School shooter jokes are everywhere, from classrooms to TikTok +2023

“He gives off high school shooter vibes” is a common phrase at my high school in Texas. Typically, this jargon describes male students who are perceived as aggressive, angry, and withdrawn. In my sophomore year, my first day of post-pandemic in-person high school included protocols on what to do in the event of a “lockdown.” Two of my teachers even went so far as to promise that if there was a school shooting, they would sacrifice their own lives for us.

While the nation has faltered for a decade one of the deadliest school shootings in the United States, I have reflected on my own experiences growing up as a public school student in the United States with incidents of gun violence at school.

When I was in first grade, 26 people were shot at Sandy Hook Elementary School in Connecticut. I remember hearing my parents’ muffled conversations about these murdered children as I played with Legos.

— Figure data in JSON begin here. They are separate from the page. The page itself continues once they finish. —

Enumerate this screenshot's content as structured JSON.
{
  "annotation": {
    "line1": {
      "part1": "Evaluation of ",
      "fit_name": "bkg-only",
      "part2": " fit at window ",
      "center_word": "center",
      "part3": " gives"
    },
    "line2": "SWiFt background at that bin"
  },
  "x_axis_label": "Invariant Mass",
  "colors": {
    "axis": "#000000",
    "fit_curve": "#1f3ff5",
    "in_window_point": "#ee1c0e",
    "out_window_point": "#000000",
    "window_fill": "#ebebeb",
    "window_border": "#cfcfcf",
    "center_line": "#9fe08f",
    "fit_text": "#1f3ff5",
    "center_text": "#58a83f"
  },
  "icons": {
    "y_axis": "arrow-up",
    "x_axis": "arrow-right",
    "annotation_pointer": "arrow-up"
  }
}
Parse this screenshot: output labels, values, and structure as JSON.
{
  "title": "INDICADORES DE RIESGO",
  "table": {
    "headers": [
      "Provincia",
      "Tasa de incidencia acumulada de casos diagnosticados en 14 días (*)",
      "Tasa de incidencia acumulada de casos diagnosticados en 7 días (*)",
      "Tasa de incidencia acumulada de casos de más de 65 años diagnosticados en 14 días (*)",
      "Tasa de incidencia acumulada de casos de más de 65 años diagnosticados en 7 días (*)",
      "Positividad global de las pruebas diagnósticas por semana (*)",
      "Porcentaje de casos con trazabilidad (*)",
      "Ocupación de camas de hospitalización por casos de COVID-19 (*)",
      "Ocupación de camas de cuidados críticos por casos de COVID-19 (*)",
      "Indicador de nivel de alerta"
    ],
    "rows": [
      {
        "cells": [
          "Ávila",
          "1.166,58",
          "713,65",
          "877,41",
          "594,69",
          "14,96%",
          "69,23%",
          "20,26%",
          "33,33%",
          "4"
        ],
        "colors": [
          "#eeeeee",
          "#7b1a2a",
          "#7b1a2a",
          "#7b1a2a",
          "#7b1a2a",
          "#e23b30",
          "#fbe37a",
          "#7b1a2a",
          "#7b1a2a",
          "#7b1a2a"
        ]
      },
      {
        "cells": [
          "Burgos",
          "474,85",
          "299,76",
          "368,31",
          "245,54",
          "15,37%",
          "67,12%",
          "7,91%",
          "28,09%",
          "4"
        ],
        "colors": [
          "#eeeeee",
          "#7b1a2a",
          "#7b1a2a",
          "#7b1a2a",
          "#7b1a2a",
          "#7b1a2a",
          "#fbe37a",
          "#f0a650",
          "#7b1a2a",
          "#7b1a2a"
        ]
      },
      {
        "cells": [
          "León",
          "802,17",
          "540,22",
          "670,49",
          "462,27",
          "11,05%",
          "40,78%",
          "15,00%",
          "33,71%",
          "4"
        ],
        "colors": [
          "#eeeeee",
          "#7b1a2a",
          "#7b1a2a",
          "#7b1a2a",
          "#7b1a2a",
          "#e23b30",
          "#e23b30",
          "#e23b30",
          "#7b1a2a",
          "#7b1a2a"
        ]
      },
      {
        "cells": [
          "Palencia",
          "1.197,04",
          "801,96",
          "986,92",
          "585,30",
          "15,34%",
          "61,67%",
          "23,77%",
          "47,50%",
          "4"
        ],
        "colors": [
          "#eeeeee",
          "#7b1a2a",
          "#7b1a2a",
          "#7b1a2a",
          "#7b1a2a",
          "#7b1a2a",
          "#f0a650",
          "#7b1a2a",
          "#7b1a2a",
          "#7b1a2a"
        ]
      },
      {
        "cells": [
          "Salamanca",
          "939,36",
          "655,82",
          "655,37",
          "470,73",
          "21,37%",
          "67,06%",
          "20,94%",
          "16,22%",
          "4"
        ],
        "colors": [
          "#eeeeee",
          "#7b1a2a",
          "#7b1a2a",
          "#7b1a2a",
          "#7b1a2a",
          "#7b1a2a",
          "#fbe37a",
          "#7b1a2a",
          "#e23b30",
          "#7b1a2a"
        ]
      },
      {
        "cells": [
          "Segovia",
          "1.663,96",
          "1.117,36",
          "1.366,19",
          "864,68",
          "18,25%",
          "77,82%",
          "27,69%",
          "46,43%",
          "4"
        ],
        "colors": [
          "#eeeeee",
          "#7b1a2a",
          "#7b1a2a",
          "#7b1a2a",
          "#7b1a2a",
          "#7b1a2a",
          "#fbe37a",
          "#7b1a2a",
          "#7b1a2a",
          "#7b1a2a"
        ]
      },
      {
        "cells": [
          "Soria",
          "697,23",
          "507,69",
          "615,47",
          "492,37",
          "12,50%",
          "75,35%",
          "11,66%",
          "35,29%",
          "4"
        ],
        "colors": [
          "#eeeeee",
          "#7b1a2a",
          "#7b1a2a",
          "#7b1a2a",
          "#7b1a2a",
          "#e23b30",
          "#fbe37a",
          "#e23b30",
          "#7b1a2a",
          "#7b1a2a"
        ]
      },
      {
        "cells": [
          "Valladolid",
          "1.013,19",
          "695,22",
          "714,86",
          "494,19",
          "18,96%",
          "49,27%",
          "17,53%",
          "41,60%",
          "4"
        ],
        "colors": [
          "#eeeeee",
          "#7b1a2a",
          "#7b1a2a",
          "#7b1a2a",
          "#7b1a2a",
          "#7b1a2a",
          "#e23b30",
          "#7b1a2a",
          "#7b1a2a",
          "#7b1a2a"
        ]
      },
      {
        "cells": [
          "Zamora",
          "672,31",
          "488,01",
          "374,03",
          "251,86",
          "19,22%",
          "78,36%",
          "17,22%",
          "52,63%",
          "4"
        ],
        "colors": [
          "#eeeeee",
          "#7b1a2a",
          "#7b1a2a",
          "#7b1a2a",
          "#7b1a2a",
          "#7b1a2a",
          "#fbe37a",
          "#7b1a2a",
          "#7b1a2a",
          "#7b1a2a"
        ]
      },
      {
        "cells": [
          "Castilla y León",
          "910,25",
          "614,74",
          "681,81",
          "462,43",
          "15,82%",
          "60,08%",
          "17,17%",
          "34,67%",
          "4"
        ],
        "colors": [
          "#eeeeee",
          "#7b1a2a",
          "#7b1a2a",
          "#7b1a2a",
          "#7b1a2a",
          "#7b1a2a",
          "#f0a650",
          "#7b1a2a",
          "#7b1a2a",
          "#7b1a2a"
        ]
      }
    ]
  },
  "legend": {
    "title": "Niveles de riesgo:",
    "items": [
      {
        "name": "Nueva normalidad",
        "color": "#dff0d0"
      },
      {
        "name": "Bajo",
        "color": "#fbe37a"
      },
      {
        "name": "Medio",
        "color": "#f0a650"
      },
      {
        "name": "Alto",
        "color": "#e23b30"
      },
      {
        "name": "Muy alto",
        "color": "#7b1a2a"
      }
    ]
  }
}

Almost five years ago, when I was in sixth grade, 17 people died Marjory Stoneman Douglas High School in Florida. Students at my middle school organized a peaceful walkout to commemorate the victims of the shooting. I can still hear the school-wide intercom warning students of potential disciplinary consequences if we skip class to leave the house.

Now I’m 16. Seven months ago in Uvalde, Texas – a town close enough to drive there in an afternoon – 21 lives were stolen from Robb Elementary School.

Decades ago, prominent pop culture films such as mean girls, clueless, and others portrayed stereotypes of the American high school landscape. Today, these clichés still exist in modern young adult media, but now the “school gunner” cliché has joined the jock, cheerleader, and geek. On any given day, I can easily scroll through TikTok, looking at prom dress fittings and dance routines amidst jokes or stories about a potential school gunner, most of which tend to cast suspicion on introverted students.

These student-made videos may include someone doing a crack like, “The day after, I make fun of the quiet kid,” using exaggerated facial expressions and props like Nerf guns to mimic school gunners in action. Not only do these videos demonstrate my generation’s “new normal,” they also encourage a bitter stereotype that might impact how introverted students are perceived in a classroom setting.

Shockingly, school shootings have become so common in American youth culture that we to kid about you, cultivating that dark humor to protect our vulnerable selves from the dangerous exposure we feel when we go to school. College students, already facing social consequences for being more introverted or somehow “different” from their peers, are more likely to be the invisible victims of America’s refusal to regulate automatic weapons.

With school shootings lurking near my front door in this country, these matters quickly turn from joke fodder to outright fear. I wonder if the same teachers who promised to sacrifice themselves for us will soon be gone. I wonder how many more children will have to die before the leaders we elect are elected Laws for Real Change. I even wonder if I’ll survive the rest of my junior year.